Beijing fires at anti-China colluders

Top News | Phoenix Un 16 Apr 2019

Liaison Office director Wang Zhimin yesterday accused some locals of "colluding with anti-Chinese politicians" and posing threats to national security even as some countries are employing tactics to try to contain China.

Wang's remarks came in a speech at the National Security Education Day Hong Kong Symposium attended by representatives of the SAR administration, the Liaison Office and the Hong Kong and Macau Affairs Office.

Wang said Beijing is coping with the most complex and capricious security environment since the end of the Cold War, and some countries are desperately trying to contain China by playing the "Hong Kong card."

He added: "A handful of individuals in Hong Kong are busy colluding with anti-China politicians and organizations by taking part in closed-door meetings and seminars in an attempt to badmouth Hong Kong and beg for foreign intervention.

"These few individuals, who are paid generously with taxpayers' money, have made repeated overseas pilgrimages to sell out Hong Kong for personal gain."

And they were set to be despised by the people of Hong Kong and the entire nation, he declared.

But Wang did not go on to name anybody.

It was noted, however, that former chief secretary Anson Chan Fang On-sang and legislators Dennis Kwok Wing-hang and Charles Mok went to the United States in March and met American politicians - including Vice President Mike Pence - to express their concerns over the implementation of the one country, two systems arrangement.

Wang then moved on to identify the Occupy movement as having been a serious threat to national security.

He said: "Many of my friends kept asking these questions: Why did some professors and scholars brazenly instigate this illegal campaign of Occupy Central that endangers national security?

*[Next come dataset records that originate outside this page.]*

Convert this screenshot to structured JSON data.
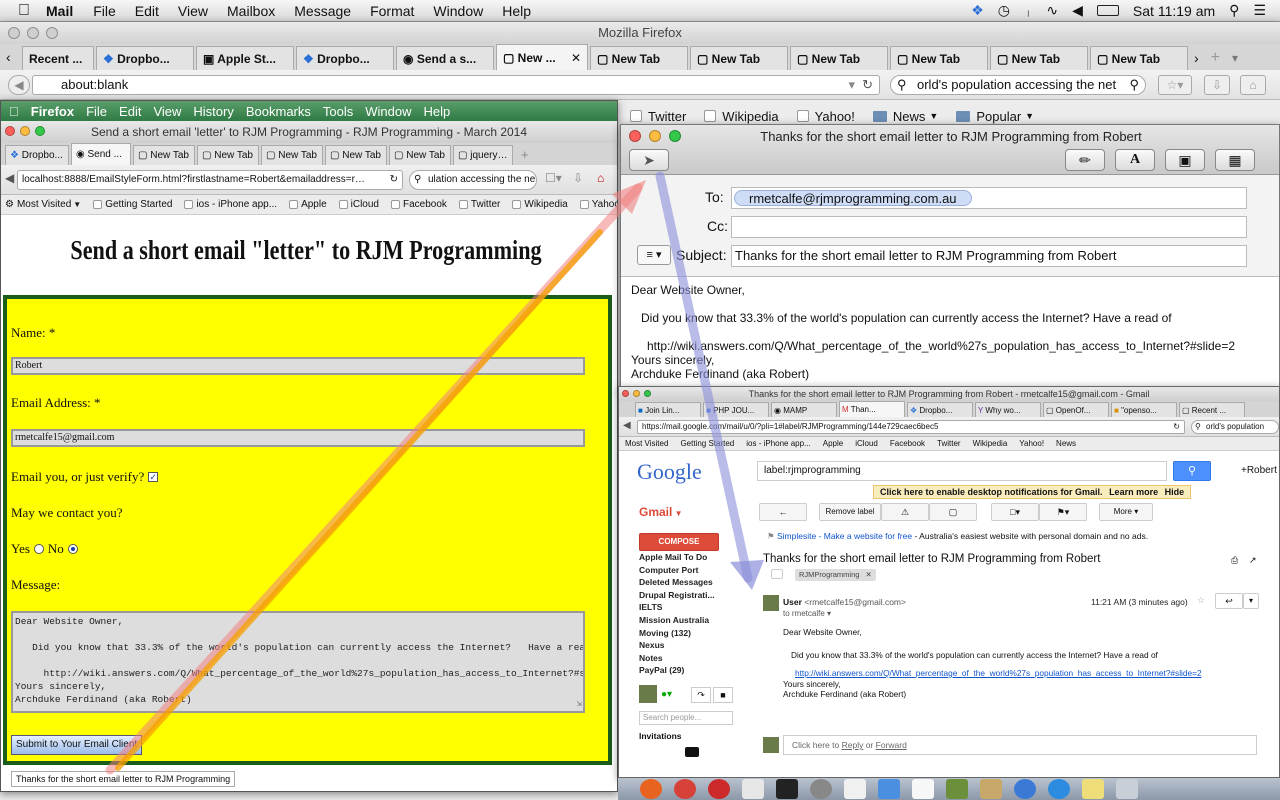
{
  "menubar": {
    "app": "Mail",
    "items": [
      "File",
      "Edit",
      "View",
      "Mailbox",
      "Message",
      "Format",
      "Window",
      "Help"
    ],
    "clock": "Sat 11:19 am"
  },
  "firefox": {
    "title": "Mozilla Firefox",
    "tabs": [
      "Recent ...",
      "Dropbo...",
      "Apple St...",
      "Dropbo...",
      "Send a s...",
      "New ...",
      "New Tab",
      "New Tab",
      "New Tab",
      "New Tab",
      "New Tab",
      "New Tab"
    ],
    "url": "about:blank",
    "search": "orld's population accessing the net",
    "bookmarks": [
      "Twitter",
      "Wikipedia",
      "Yahoo!",
      "News",
      "Popular"
    ]
  },
  "inner": {
    "menubar": {
      "app": "Firefox",
      "items": [
        "File",
        "Edit",
        "View",
        "History",
        "Bookmarks",
        "Tools",
        "Window",
        "Help"
      ]
    },
    "title": "Send a short email 'letter' to RJM Programming - RJM Programming - March 2014",
    "tabs": [
      "Dropbo...",
      "Send ...",
      "New Tab",
      "New Tab",
      "New Tab",
      "New Tab",
      "New Tab",
      "jquery -..."
    ],
    "url": "localhost:8888/EmailStyleForm.html?firstlastname=Robert&emailaddress=rmetcalfe15",
    "search": "ulation accessing the ne",
    "bookmarks": [
      "Most Visited",
      "Getting Started",
      "ios - iPhone app...",
      "Apple",
      "iCloud",
      "Facebook",
      "Twitter",
      "Wikipedia",
      "Yahoo!"
    ]
  },
  "form": {
    "heading": "Send a short email \"letter\" to RJM Programming",
    "name_label": "Name: *",
    "name_value": "Robert",
    "email_label": "Email Address: *",
    "email_value": "rmetcalfe15@gmail.com",
    "verify_label": "Email you, or just verify?",
    "contact_label": "May we contact you?",
    "yes_label": "Yes",
    "no_label": "No",
    "message_label": "Message:",
    "message_value": "Dear Website Owner,\n\n   Did you know that 33.3% of the world's population can currently access the Internet?   Have a read of\n\n     http://wiki.answers.com/Q/What_percentage_of_the_world%27s_population_has_access_to_Internet?#slide=2\nYours sincerely,\nArchduke Ferdinand (aka Robert)",
    "submit_label": "Submit to Your Email Client",
    "status_text": "Thanks for the short email letter to RJM Programming"
  },
  "compose": {
    "title": "Thanks for the short email letter to RJM Programming from Robert",
    "to_label": "To:",
    "to_value": "rmetcalfe@rjmprogramming.com.au",
    "cc_label": "Cc:",
    "subject_label": "Subject:",
    "subject_value": "Thanks for the short email letter to RJM Programming from Robert",
    "body": [
      "Dear Website Owner,",
      "Did you know that 33.3% of the world's population can currently access the Internet?   Have a read of",
      "http://wiki.answers.com/Q/What_percentage_of_the_world%27s_population_has_access_to_Internet?#slide=2",
      "Yours sincerely,",
      "Archduke Ferdinand (aka Robert)"
    ]
  },
  "gmail": {
    "title": "Thanks for the short email letter to RJM Programming from Robert - rmetcalfe15@gmail.com - Gmail",
    "tabs": [
      "Join Lin...",
      "PHP JOU...",
      "MAMP",
      "Than...",
      "Dropbo...",
      "Why wo...",
      "OpenOf...",
      "\"openso...",
      "Recent ..."
    ],
    "url": "https://mail.google.com/mail/u/0/?pli=1#label/RJMProgramming/144e729caec6bec5",
    "search": "orld's population",
    "bookmarks": [
      "Most Visited",
      "Getting Started",
      "ios - iPhone app...",
      "Apple",
      "iCloud",
      "Facebook",
      "Twitter",
      "Wikipedia",
      "Yahoo!",
      "News"
    ],
    "logo": "Google",
    "search_query": "label:rjmprogramming",
    "user": "+Robert",
    "notify": "Click here to enable desktop notifications for Gmail.",
    "learn_more": "Learn more",
    "hide": "Hide",
    "gmail_label": "Gmail",
    "remove_label": "Remove label",
    "more": "More",
    "compose": "COMPOSE",
    "folders": [
      "Apple Mail To Do",
      "Computer Port",
      "Deleted Messages",
      "Drupal Registrati...",
      "IELTS",
      "Mission Australia",
      "Moving (132)",
      "Nexus",
      "Notes",
      "PayPal (29)"
    ],
    "search_people": "Search people...",
    "invitations": "Invitations",
    "ad_link": "Simplesite - Make a website for free",
    "ad_text": " - Australia's easiest website with personal domain and no ads.",
    "subject": "Thanks for the short email letter to RJM Programming from Robert",
    "label_chip": "RJMProgramming",
    "sender": "User",
    "sender_email": "<rmetcalfe15@gmail.com>",
    "time": "11:21 AM (3 minutes ago)",
    "to": "to rmetcalfe",
    "body": [
      "Dear Website Owner,",
      "Did you know that 33.3% of the world's population can currently access the Internet?   Have a read of",
      "http://wiki.answers.com/Q/What_percentage_of_the_world%27s_population_has_access_to_Internet?#slide=2",
      "Yours sincerely,",
      "Archduke Ferdinand (aka Robert)"
    ],
    "reply_prefix": "Click here to ",
    "reply": "Reply",
    "or": " or ",
    "forward": "Forward"
  },
  "colors": {
    "form_bg": "#ffff00",
    "form_border": "#1a5c1a",
    "gmail_red": "#dd4b39",
    "gmail_blue": "#4d90fe",
    "arrow_red": "#f08080",
    "arrow_orange": "#f5a000",
    "arrow_blue": "#8a8fd8"
  }
}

Why should the general public pay for the damages they inflicted?"

He also said the Occupy movement pointed to a legal loophole in Hong Kong's legal system when it came to safeguarding national security.

"There is only the responsibility of one country in terms of national security," Wang remarked, "and there is no difference between the two systems."

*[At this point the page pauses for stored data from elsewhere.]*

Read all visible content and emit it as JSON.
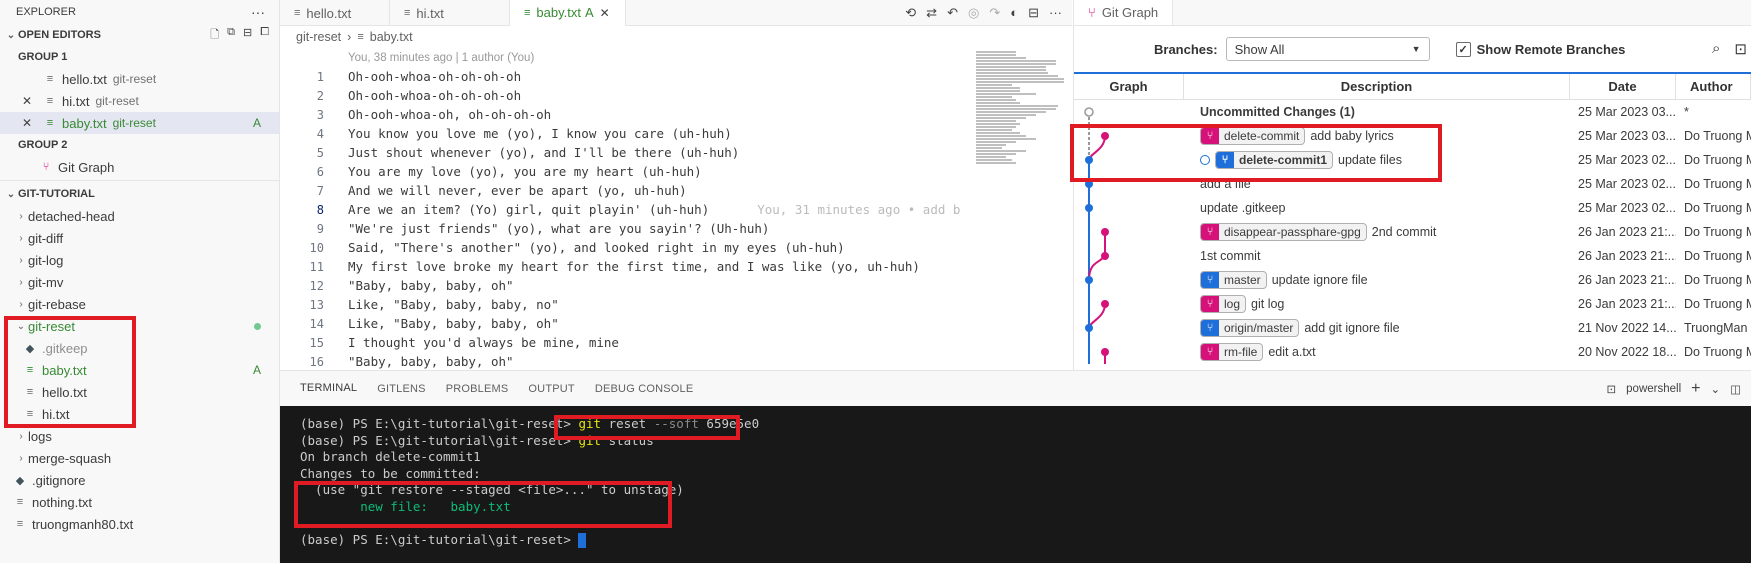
{
  "sidebar": {
    "title": "EXPLORER",
    "more": "···",
    "open_editors": {
      "label": "OPEN EDITORS",
      "groups": [
        {
          "label": "GROUP 1",
          "items": [
            {
              "name": "hello.txt",
              "desc": "git-reset",
              "close": "",
              "badge": ""
            },
            {
              "name": "hi.txt",
              "desc": "git-reset",
              "close": "✕",
              "badge": ""
            },
            {
              "name": "baby.txt",
              "desc": "git-reset",
              "close": "✕",
              "badge": "A"
            }
          ]
        },
        {
          "label": "GROUP 2",
          "items": [
            {
              "name": "Git Graph"
            }
          ]
        }
      ]
    },
    "workspace": {
      "label": "GIT-TUTORIAL",
      "folders_top": [
        "detached-head",
        "git-diff",
        "git-log",
        "git-mv",
        "git-rebase"
      ],
      "open_folder": "git-reset",
      "open_files": [
        {
          "name": ".gitkeep",
          "badge": ""
        },
        {
          "name": "baby.txt",
          "badge": "A"
        },
        {
          "name": "hello.txt",
          "badge": ""
        },
        {
          "name": "hi.txt",
          "badge": ""
        }
      ],
      "folders_bottom": [
        "logs",
        "merge-squash"
      ],
      "root_files": [
        ".gitignore",
        "nothing.txt",
        "truongmanh80.txt"
      ]
    }
  },
  "tabs": [
    {
      "label": "hello.txt",
      "status": ""
    },
    {
      "label": "hi.txt",
      "status": ""
    },
    {
      "label": "baby.txt",
      "status": "A"
    }
  ],
  "breadcrumb": {
    "folder": "git-reset",
    "sep": "›",
    "file": "baby.txt"
  },
  "blame_header": "You, 38 minutes ago | 1 author (You)",
  "inline_blame": "You, 31 minutes ago • add b",
  "code": [
    {
      "n": "1",
      "t": "Oh-ooh-whoa-oh-oh-oh-oh"
    },
    {
      "n": "2",
      "t": "Oh-ooh-whoa-oh-oh-oh-oh"
    },
    {
      "n": "3",
      "t": "Oh-ooh-whoa-oh, oh-oh-oh-oh"
    },
    {
      "n": "4",
      "t": "You know you love me (yo), I know you care (uh-huh)"
    },
    {
      "n": "5",
      "t": "Just shout whenever (yo), and I'll be there (uh-huh)"
    },
    {
      "n": "6",
      "t": "You are my love (yo), you are my heart (uh-huh)"
    },
    {
      "n": "7",
      "t": "And we will never, ever be apart (yo, uh-huh)"
    },
    {
      "n": "8",
      "t": "Are we an item? (Yo) girl, quit playin' (uh-huh)"
    },
    {
      "n": "9",
      "t": "\"We're just friends\" (yo), what are you sayin'? (Uh-huh)"
    },
    {
      "n": "10",
      "t": "Said, \"There's another\" (yo), and looked right in my eyes (uh-huh)"
    },
    {
      "n": "11",
      "t": "My first love broke my heart for the first time, and I was like (yo, uh-huh)"
    },
    {
      "n": "12",
      "t": "\"Baby, baby, baby, oh\""
    },
    {
      "n": "13",
      "t": "Like, \"Baby, baby, baby, no\""
    },
    {
      "n": "14",
      "t": "Like, \"Baby, baby, baby, oh\""
    },
    {
      "n": "15",
      "t": "I thought you'd always be mine, mine"
    },
    {
      "n": "16",
      "t": "\"Baby, baby, baby, oh\""
    }
  ],
  "git_graph": {
    "tab_label": "Git Graph",
    "branches_label": "Branches:",
    "branches_value": "Show All",
    "show_remote_label": "Show Remote Branches",
    "columns": [
      "Graph",
      "Description",
      "Date",
      "Author"
    ],
    "rows": [
      {
        "desc": "Uncommitted Changes (1)",
        "ref": "",
        "ref_color": "",
        "ref_bold": false,
        "date": "25 Mar 2023 03...",
        "author": "*"
      },
      {
        "desc": "add baby lyrics",
        "ref": "delete-commit",
        "ref_color": "#d6127a",
        "ref_bold": false,
        "date": "25 Mar 2023 03...",
        "author": "Do Truong M"
      },
      {
        "desc": "update files",
        "ref": "delete-commit1",
        "ref_color": "#1e6fd9",
        "ref_bold": true,
        "date": "25 Mar 2023 02...",
        "author": "Do Truong M"
      },
      {
        "desc": "add a file",
        "ref": "",
        "ref_color": "",
        "ref_bold": false,
        "date": "25 Mar 2023 02...",
        "author": "Do Truong M"
      },
      {
        "desc": "update .gitkeep",
        "ref": "",
        "ref_color": "",
        "ref_bold": false,
        "date": "25 Mar 2023 02...",
        "author": "Do Truong M"
      },
      {
        "desc": "2nd commit",
        "ref": "disappear-passphare-gpg",
        "ref_color": "#d6127a",
        "ref_bold": false,
        "date": "26 Jan 2023 21:...",
        "author": "Do Truong M"
      },
      {
        "desc": "1st commit",
        "ref": "",
        "ref_color": "",
        "ref_bold": false,
        "date": "26 Jan 2023 21:...",
        "author": "Do Truong M"
      },
      {
        "desc": "update ignore file",
        "ref": "master",
        "ref_color": "#1e6fd9",
        "ref_bold": false,
        "date": "26 Jan 2023 21:...",
        "author": "Do Truong M"
      },
      {
        "desc": "git log",
        "ref": "log",
        "ref_color": "#d6127a",
        "ref_bold": false,
        "date": "26 Jan 2023 21:...",
        "author": "Do Truong M"
      },
      {
        "desc": "add git ignore file",
        "ref": "origin/master",
        "ref_color": "#1e6fd9",
        "ref_bold": false,
        "date": "21 Nov 2022 14...",
        "author": "TruongMan"
      },
      {
        "desc": "edit a.txt",
        "ref": "rm-file",
        "ref_color": "#d6127a",
        "ref_bold": false,
        "date": "20 Nov 2022 18...",
        "author": "Do Truong M"
      }
    ]
  },
  "panel": {
    "tabs": [
      "TERMINAL",
      "GITLENS",
      "PROBLEMS",
      "OUTPUT",
      "DEBUG CONSOLE"
    ],
    "shell": "powershell",
    "add": "+",
    "terminal": {
      "prompt": "(base) PS E:\\git-tutorial\\git-reset>",
      "cmd1_a": "git",
      "cmd1_b": " reset ",
      "cmd1_c": "--soft",
      "cmd1_d": " 659e5e0",
      "cmd2_a": "git",
      "cmd2_b": " status",
      "l3": "On branch delete-commit1",
      "l4": "Changes to be committed:",
      "l5": "  (use \"git restore --staged <file>...\" to unstage)",
      "l6": "        new file:   baby.txt"
    }
  },
  "colors": {
    "accent": "#1e6fd9",
    "pink": "#d6127a",
    "highlight_box": "#e01b24",
    "added": "#388a34"
  }
}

He said the fact that all nine defendants in the Occupy public nuisance cases were found guilty on April 9 made that day an important one in the manifestation of the rule of law in Hong Kong.

The deputy director of the Hong Kong and Macau Affairs Office, Deng Zhonghua, who arrived from Beijing for the event, said there were incidents in Hong Kong impacting the bottom line of national security and they should be handled with zero tolerance.

"This is the most important item in implementing the one country principle in Hong Kong and also the duty and responsibility of the SAR government and Hong Kong citizens," Deng said. "Relevant laws should be improved, and any behavior threatening national sovereignty and security should be prevented and punished."

Civic Party leader Alvin Yeung Ngok-kiu said he was not going to speculate on who Wang was referring to as "colluding" with foreign countries, but he believed pan-democrats had been presenting the true state of affairs in Hong Kong to the world at large.

"We also lobby for the benefits of Hong Kong when necessary - for example we went to the United States to persuade them not to include Hong Kong in the Sino-US trade war," he added.

The convener of the Independent Commentators Association, Bruce Lui Ping-kuen, said Wang was pressing for enactment of the Basic Law Article 23 to ensure local legislation for a national security law when he talked about a legal loophole.

And the convener of the Professional Lawyers Group, Billy Li On-yin, said it was inappropriate for Wang to make remarks about the Occupy case as a court had yet to sentence the nine defendants - and they could appeal against the convictions.

Wang "might not be trying to address the court," he added, "but people may speculate about the judge listening to him and sentencing the nine to long prison terms, [which] would reduce people's confidence in the courts and judicial independence."